Rivian also saw a slight decline, with BEV registrations falling 2% to 2,995 units in January. The R1S crossover's registrations dropped 34%, while the R1T pickup fell 29%.

Mixed Performance for German Brands

In January, Volkswagen surged to the fourth spot among BEV brands in the U.S., with ID.4 crossover registrations reaching 4,329 units. The recently launched ID. Buzz registered 490 units.

BMW's U.S. BEV registrations increased by 4.3% to 3,718 units, ranking seventh among BEV brands. Registrations for the i4 and i5 sedans increased, while those for the iX crossover and i7 sedan declined.

Mercedes-Benz, which ranked in the top ten for U.S. BEV registrations in 2024, fell to 11th place in January as registrations dropped 29% to 2,361 units.

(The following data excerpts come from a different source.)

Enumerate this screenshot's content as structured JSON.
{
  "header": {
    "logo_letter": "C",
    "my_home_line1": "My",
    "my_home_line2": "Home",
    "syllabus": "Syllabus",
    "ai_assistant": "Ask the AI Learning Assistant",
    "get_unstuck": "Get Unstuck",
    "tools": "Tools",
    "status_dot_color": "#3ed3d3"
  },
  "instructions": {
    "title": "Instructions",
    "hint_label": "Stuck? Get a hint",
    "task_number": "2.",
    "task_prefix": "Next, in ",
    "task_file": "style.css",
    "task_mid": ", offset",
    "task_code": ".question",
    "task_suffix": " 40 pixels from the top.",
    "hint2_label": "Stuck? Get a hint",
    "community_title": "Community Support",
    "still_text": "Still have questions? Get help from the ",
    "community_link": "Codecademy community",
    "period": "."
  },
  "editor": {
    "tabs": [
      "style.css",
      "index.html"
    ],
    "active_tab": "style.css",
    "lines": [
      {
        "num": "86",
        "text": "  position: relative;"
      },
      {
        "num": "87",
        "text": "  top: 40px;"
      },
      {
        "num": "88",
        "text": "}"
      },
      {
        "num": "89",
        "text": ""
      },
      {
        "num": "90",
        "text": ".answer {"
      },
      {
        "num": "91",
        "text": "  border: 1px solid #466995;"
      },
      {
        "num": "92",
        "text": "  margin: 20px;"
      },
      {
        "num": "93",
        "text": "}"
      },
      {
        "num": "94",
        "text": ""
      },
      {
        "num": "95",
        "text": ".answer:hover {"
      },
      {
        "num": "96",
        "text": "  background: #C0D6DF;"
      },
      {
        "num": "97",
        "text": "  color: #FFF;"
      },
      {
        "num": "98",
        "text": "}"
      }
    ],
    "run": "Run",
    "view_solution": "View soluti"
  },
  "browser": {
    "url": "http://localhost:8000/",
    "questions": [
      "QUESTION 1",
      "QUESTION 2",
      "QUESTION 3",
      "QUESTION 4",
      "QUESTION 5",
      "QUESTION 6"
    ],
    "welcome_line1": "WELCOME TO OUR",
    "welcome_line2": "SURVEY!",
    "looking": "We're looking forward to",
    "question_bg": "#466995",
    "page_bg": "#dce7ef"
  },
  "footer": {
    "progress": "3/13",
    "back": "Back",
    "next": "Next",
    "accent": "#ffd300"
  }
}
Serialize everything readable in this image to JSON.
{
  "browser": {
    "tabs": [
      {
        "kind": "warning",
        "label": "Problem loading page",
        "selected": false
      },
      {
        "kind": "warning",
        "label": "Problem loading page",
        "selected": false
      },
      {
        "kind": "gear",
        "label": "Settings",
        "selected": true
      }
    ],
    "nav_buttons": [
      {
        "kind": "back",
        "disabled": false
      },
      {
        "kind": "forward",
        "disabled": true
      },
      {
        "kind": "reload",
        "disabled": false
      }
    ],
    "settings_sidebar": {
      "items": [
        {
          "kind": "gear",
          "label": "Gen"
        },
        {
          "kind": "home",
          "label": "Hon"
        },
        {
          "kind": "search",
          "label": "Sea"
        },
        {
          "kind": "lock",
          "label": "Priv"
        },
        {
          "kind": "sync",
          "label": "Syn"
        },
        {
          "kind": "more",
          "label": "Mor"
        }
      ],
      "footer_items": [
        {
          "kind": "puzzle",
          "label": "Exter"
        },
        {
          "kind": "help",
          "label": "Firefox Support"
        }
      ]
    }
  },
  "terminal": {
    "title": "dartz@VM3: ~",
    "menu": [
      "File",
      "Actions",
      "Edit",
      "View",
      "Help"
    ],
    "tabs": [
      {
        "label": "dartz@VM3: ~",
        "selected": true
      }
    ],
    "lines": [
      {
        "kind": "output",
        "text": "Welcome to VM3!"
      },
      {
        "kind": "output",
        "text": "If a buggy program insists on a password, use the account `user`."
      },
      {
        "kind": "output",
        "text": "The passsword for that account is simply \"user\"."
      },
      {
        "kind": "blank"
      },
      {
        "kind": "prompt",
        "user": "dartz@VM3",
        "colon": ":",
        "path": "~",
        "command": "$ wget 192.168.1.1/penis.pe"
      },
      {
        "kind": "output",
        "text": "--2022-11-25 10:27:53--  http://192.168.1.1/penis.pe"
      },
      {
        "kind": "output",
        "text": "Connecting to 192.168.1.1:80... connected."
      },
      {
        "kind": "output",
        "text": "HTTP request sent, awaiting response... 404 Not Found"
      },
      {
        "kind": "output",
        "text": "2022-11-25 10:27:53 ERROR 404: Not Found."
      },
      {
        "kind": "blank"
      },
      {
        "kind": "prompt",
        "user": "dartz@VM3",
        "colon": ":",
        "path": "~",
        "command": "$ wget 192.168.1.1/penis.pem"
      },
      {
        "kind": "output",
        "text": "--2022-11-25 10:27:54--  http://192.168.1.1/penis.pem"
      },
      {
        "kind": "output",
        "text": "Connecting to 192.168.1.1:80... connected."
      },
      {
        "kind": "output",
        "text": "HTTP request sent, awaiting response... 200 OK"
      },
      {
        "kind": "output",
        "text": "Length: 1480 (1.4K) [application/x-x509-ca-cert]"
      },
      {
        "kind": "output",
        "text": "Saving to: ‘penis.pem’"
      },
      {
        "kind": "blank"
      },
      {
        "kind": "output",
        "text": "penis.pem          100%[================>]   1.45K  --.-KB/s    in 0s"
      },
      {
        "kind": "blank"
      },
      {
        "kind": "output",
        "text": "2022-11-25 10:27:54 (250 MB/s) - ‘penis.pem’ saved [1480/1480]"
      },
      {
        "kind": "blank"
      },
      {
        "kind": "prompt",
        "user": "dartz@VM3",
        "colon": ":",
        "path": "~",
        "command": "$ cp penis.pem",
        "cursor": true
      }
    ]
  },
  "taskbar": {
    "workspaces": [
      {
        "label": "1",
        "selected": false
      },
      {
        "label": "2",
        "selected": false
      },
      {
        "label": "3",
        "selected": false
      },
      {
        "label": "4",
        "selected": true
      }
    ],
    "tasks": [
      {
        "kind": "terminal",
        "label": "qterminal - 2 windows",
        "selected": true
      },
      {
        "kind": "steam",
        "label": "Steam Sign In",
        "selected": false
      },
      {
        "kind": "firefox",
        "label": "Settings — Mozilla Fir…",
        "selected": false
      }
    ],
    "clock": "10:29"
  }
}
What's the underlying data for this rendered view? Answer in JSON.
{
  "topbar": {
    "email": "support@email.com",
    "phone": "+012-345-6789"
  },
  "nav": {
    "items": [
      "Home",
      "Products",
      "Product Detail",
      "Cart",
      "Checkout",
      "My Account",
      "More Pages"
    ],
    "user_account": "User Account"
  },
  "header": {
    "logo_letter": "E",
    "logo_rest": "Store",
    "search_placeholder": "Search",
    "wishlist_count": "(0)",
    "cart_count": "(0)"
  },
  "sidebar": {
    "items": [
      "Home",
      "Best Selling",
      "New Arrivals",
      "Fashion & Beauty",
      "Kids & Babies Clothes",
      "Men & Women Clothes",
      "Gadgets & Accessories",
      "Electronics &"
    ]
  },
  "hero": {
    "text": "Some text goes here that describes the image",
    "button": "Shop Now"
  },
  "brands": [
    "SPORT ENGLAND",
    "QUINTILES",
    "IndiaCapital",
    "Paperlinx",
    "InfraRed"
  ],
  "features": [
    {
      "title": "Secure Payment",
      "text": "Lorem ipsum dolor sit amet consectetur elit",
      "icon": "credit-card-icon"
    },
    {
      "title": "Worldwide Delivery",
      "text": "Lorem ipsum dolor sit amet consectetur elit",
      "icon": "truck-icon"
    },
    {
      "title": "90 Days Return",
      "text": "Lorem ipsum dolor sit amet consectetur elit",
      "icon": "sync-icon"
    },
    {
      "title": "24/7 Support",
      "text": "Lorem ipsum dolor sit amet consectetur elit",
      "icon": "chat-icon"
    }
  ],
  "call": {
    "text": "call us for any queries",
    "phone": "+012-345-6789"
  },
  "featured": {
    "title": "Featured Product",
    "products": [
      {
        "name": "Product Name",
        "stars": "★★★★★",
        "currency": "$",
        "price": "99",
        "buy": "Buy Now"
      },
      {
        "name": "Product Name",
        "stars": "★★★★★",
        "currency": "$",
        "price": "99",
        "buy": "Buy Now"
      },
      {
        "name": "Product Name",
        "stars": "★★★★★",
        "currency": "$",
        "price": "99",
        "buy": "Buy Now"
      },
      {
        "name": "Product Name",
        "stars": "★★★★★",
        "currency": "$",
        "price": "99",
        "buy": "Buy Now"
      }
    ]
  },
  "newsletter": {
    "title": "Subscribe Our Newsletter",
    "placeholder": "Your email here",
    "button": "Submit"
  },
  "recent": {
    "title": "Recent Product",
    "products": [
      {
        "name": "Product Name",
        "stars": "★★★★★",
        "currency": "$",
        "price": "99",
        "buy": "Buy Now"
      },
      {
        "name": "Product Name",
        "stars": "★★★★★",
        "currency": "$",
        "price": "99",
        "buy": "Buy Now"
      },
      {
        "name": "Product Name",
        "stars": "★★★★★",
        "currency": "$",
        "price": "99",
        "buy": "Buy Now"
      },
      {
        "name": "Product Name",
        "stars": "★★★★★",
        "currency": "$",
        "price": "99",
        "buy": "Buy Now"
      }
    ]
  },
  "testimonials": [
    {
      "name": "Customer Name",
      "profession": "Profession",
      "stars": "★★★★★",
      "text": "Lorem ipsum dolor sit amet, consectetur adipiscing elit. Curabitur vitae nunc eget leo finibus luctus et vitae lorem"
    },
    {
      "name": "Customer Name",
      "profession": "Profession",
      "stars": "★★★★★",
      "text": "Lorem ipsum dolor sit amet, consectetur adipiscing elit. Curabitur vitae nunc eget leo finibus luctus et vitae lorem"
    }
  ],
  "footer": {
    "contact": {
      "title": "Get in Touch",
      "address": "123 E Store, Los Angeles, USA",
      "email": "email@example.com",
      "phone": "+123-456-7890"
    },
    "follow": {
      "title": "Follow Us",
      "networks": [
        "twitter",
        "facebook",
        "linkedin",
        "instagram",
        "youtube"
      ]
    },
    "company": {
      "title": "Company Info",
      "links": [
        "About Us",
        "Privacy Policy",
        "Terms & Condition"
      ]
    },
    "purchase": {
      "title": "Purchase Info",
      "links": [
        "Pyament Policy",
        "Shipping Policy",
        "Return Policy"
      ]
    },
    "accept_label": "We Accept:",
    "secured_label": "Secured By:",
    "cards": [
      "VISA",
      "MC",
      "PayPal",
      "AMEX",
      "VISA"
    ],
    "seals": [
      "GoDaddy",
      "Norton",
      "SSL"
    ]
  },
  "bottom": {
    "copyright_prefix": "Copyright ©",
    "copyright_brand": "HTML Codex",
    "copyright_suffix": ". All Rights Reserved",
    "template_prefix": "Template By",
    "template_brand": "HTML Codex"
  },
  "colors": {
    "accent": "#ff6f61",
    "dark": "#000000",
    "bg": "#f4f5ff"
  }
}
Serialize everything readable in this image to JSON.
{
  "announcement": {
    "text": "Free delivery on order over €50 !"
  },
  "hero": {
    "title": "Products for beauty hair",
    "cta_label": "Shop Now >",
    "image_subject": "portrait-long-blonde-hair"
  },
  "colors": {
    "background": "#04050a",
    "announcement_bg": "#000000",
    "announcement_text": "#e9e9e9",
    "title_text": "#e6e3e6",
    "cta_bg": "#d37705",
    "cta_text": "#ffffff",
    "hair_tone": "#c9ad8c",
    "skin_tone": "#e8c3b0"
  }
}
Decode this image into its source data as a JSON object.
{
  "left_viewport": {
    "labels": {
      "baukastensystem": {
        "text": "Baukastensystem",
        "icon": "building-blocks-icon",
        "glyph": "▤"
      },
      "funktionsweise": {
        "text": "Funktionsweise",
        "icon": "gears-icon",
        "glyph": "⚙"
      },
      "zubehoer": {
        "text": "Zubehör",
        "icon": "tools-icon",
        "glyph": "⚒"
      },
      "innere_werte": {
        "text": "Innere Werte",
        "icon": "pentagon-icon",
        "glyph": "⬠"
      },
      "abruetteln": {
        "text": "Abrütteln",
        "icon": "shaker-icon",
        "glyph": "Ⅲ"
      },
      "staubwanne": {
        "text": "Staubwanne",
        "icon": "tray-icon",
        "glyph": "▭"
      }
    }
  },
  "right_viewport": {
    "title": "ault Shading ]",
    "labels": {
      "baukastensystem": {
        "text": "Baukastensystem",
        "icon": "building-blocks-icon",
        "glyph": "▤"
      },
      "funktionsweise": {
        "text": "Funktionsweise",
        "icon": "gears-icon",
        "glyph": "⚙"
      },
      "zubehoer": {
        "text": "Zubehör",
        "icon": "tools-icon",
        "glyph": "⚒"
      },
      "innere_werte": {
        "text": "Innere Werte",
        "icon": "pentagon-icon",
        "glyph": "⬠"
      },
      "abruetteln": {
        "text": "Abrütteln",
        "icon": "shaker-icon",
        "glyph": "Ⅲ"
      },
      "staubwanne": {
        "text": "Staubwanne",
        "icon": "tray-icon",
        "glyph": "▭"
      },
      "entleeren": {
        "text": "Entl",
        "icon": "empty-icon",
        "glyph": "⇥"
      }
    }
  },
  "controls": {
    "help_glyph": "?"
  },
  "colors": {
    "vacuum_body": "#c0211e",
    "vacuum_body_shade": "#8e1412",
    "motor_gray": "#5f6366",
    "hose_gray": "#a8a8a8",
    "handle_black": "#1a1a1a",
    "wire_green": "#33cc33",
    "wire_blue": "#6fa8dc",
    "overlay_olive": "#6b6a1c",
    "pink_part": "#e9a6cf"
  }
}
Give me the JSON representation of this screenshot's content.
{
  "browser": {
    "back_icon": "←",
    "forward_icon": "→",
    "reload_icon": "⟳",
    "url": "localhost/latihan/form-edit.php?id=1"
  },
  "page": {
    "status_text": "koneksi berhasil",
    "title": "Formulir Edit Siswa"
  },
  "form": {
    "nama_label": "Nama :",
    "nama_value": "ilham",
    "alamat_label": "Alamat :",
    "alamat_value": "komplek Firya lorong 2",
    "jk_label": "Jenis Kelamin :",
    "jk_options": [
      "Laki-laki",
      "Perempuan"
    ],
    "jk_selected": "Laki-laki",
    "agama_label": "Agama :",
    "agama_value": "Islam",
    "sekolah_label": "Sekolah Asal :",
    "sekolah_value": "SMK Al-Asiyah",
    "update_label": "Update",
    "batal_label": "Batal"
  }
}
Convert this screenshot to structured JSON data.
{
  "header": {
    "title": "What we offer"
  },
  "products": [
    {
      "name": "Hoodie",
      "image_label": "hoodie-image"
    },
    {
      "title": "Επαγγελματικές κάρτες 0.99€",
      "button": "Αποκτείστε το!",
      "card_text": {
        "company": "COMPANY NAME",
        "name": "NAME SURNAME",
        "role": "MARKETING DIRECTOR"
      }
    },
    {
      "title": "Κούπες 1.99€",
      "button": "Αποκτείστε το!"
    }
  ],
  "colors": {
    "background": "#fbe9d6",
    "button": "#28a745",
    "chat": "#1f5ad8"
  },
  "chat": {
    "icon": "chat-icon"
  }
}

Hybrid Registrations on the Rise

Libby pointed out that while BEV sales growth is slowing, hybrid vehicle market share is increasing, attracting consumers not yet ready for full EVs. In the current economic climate, hybrids appear to be a more favorable choice.

According to S&P Global Mobility's registration data, hybrid vehicle (including plug-in hybrid) registrations in January outpaced BEVs, with market share rising 2.6 percentage points year-over-year to 13.7%. In contrast, gasoline vehicles (excluding hybrids) saw their market share in the U.S. light vehicle market decline to 74.3%, down from 76.4% a year ago.

Libby concluded, "There are many factors affecting BEVs, but one of them is undoubtedly the widespread adoption of hybrids. As more models enter the market, hybrid market share will only continue to grow."